Department of Internal Medicine/Pediatrics, University Hospitals Case Medical Center, Cleveland, Ohio, USA.
Cleveland Clinic Lerner College of Medicine of Case Western Reserve University, Cleveland, Ohio, USA.
Pulm Circ. 2015 Mar;5(1):117-23. doi: 10.1086/679705.
Diabetes complicates management in a number of disease states and adversely impacts survival; how diabetes affects patients with pulmonary hypertension (PH) has not been well characterized. With insulin resistance having recently been demonstrated in PH, we sought to examine the impact of diabetes in these patients. Demographic characteristics, echo data, and invasive hemodynamic data were prospectively collected for 261 patients with PH referred for initial hemodynamic assessment. Diabetes was defined as documented insulin resistance or treatment with antidiabetic medications. Fifty-five patients (21%) had diabetes, and compared with nondiabetic patients, they were older (mean years ± SD, 61 ± 13 vs. 56 ± 16; [Formula: see text]), more likely to be black (29% vs. 14%; [Formula: see text]) and hypertensive (71% vs. 30%; [Formula: see text]), and had higher mean (±SD) serum creatinine levels (1.1 ± 0.5 vs. 1.0 ± 0.4; [Formula: see text]). Diabetic patients had similar World Health Organization functional class at presentation but were more likely to have pulmonary venous etiology of PH (24% vs. 10%; [Formula: see text]). Echo findings, including biventricular function, tricuspid regurgitation, and pressure estimates were similar. Invasive pulmonary pressures and cardiac output were similar, but right atrial pressure was appreciably higher (14 ± 8 mmHg vs. 10 ± 5 mmHg; [Formula: see text]). Despite similar management, survival was markedly worse and remained so after statistical adjustment. In summary, diabetic patients referred for assessment of PH were more likely to have pulmonary venous disease than nondiabetic patients with PH, with hemodynamics suggesting greater right-sided diastolic dysfunction. The markedly worse survival in these patients merits further study.

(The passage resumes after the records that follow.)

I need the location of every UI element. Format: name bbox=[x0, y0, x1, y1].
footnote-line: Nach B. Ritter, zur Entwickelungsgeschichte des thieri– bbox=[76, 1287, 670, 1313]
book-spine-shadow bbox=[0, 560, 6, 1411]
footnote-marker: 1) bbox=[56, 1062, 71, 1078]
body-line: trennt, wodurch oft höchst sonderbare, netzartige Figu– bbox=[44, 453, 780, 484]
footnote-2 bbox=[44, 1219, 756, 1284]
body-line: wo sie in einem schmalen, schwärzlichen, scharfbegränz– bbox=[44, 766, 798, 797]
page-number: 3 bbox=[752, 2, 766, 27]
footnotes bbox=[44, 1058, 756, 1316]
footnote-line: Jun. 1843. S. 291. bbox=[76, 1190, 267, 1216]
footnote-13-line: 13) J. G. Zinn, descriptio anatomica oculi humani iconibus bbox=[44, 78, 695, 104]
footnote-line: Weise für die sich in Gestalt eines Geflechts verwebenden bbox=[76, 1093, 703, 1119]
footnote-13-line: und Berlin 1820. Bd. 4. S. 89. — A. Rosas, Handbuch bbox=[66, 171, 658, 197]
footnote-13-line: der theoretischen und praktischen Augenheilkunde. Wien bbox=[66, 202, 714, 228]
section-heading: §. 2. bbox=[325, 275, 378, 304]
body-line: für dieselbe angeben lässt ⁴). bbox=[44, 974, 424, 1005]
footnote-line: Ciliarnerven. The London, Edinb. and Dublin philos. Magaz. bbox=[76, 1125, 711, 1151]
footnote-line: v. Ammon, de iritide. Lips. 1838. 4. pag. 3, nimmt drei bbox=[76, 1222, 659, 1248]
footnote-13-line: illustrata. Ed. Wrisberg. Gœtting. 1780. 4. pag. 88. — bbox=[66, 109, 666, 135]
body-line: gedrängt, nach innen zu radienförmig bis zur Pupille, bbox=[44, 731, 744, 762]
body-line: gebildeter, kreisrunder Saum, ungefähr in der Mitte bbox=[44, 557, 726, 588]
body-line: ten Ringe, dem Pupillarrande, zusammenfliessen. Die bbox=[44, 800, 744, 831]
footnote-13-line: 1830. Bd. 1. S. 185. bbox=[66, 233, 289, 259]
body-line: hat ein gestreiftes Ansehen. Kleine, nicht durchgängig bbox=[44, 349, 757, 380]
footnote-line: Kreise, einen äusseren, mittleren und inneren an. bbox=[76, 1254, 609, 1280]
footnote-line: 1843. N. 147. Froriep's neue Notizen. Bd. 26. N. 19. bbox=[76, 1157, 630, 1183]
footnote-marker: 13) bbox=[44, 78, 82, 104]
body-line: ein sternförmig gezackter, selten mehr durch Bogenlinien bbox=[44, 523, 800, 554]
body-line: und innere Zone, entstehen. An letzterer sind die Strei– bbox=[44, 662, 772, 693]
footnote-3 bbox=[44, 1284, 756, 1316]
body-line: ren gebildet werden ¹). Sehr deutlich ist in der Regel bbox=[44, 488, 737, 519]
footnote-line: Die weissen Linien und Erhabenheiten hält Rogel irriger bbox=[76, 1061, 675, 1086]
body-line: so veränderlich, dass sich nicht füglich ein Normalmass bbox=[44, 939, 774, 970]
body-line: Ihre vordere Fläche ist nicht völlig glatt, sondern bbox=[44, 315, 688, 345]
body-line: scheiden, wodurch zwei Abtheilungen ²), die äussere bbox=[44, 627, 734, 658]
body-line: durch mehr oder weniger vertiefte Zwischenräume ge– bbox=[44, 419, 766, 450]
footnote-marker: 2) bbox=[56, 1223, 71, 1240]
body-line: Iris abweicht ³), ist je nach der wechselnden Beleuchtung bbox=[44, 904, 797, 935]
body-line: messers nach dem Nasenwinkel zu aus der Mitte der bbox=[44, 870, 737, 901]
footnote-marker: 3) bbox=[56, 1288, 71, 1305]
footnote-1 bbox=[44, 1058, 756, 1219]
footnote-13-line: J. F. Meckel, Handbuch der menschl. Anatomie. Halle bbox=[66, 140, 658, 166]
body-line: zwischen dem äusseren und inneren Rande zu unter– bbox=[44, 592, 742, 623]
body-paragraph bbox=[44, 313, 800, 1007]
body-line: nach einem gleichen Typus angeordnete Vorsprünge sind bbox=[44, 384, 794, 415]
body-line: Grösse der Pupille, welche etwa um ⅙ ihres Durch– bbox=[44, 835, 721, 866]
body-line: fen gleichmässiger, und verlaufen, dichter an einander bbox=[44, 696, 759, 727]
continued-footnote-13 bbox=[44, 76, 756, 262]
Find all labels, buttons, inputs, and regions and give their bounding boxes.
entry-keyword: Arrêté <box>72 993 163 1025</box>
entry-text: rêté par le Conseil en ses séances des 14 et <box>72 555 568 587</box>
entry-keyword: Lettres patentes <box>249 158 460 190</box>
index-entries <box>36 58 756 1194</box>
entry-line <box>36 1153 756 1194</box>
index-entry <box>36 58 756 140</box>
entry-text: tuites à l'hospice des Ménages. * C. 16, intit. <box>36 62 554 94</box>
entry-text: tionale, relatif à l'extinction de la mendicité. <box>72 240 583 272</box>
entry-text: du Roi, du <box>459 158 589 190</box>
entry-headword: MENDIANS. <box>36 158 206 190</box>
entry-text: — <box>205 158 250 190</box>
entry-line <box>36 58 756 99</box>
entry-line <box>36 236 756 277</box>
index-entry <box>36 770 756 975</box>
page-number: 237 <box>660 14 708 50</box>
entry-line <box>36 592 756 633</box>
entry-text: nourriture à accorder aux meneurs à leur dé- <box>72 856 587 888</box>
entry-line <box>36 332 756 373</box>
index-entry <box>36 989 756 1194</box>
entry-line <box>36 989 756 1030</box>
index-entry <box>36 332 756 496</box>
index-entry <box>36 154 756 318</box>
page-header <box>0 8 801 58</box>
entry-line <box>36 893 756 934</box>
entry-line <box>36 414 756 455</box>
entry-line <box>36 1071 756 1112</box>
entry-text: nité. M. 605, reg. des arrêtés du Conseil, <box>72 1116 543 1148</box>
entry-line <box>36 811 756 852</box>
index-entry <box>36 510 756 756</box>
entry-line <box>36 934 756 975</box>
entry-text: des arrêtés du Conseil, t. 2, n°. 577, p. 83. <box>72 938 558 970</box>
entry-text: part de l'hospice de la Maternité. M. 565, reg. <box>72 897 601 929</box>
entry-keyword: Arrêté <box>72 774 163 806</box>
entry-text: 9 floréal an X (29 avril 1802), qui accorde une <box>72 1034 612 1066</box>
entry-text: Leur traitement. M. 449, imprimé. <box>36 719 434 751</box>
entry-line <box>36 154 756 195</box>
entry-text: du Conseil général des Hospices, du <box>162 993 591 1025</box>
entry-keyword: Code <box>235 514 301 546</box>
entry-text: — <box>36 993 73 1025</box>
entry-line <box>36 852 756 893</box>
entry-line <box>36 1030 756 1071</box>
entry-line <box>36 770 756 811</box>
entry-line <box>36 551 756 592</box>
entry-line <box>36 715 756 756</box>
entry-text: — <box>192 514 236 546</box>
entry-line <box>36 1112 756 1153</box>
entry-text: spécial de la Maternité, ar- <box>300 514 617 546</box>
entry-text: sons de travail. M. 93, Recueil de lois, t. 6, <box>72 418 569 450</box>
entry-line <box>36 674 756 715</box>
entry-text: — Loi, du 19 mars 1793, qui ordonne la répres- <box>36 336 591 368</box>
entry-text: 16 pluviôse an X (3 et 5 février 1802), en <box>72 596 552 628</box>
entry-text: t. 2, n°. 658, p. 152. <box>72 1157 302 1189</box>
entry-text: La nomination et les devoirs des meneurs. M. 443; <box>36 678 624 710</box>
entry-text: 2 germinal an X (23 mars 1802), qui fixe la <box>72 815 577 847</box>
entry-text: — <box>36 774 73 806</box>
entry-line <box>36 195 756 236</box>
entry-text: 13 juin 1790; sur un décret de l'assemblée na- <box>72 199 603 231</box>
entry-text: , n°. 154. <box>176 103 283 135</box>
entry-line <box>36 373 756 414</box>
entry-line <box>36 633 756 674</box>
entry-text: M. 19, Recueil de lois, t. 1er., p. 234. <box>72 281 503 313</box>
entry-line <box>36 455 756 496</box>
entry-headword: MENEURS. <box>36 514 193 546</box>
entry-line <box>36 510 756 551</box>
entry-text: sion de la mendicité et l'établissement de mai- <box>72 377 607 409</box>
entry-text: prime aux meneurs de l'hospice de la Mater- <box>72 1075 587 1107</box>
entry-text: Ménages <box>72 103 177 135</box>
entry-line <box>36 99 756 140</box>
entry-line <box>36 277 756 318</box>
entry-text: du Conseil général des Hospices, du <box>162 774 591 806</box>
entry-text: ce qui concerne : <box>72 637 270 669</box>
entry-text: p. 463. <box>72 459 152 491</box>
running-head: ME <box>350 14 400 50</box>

糖尿病在多种疾病状态下使管理复杂化,并对生存率产生不利影响;糖尿病对肺动脉高压(PH)患者的影响尚未得到很好的描述。最近已经证明 PH 存在胰岛素抵抗,因此我们试图研究糖尿病对这些患者的影响。为了对 261 例因初始血流动力学评估而转诊的 PH 患者进行前瞻性研究,收集了人口统计学特征、超声心动图数据和有创血流动力学数据。糖尿病的定义为有记录的胰岛素抵抗或使用抗糖尿病药物治疗。55 例(21%)患者患有糖尿病,与非糖尿病患者相比,他们年龄更大(平均年龄 ± 标准差,61 ± 13 岁比 56 ± 16 岁;[公式:见文本])、更有可能是黑人(29%比 14%;[公式:见文本])和高血压(71%比 30%;[公式:见文本]),且血清肌酐水平更高(1.1 ± 0.5 比 1.0 ± 0.4;[公式:见文本])。糖尿病患者在就诊时的世界卫生组织功能分级相似,但更有可能患有 PH 的肺静脉病因(24%比 10%;[公式:见文本])。超声心动图结果,包括双心室功能、三尖瓣反流和压力估计,相似。有创性肺压和心输出量相似,但右心房压明显较高(14 ± 8mmHg 比 10 ± 5mmHg;[公式:见文本])。尽管进行了相似的治疗,但糖尿病患者的生存率明显较差,且在进行统计学调整后仍然如此。总之,与非糖尿病 PH 患者相比,因 PH 评估而转诊的糖尿病患者更有可能患有肺静脉疾病,且血流动力学提示右心舒张功能障碍更严重。这些患者的生存率明显较差,值得进一步研究。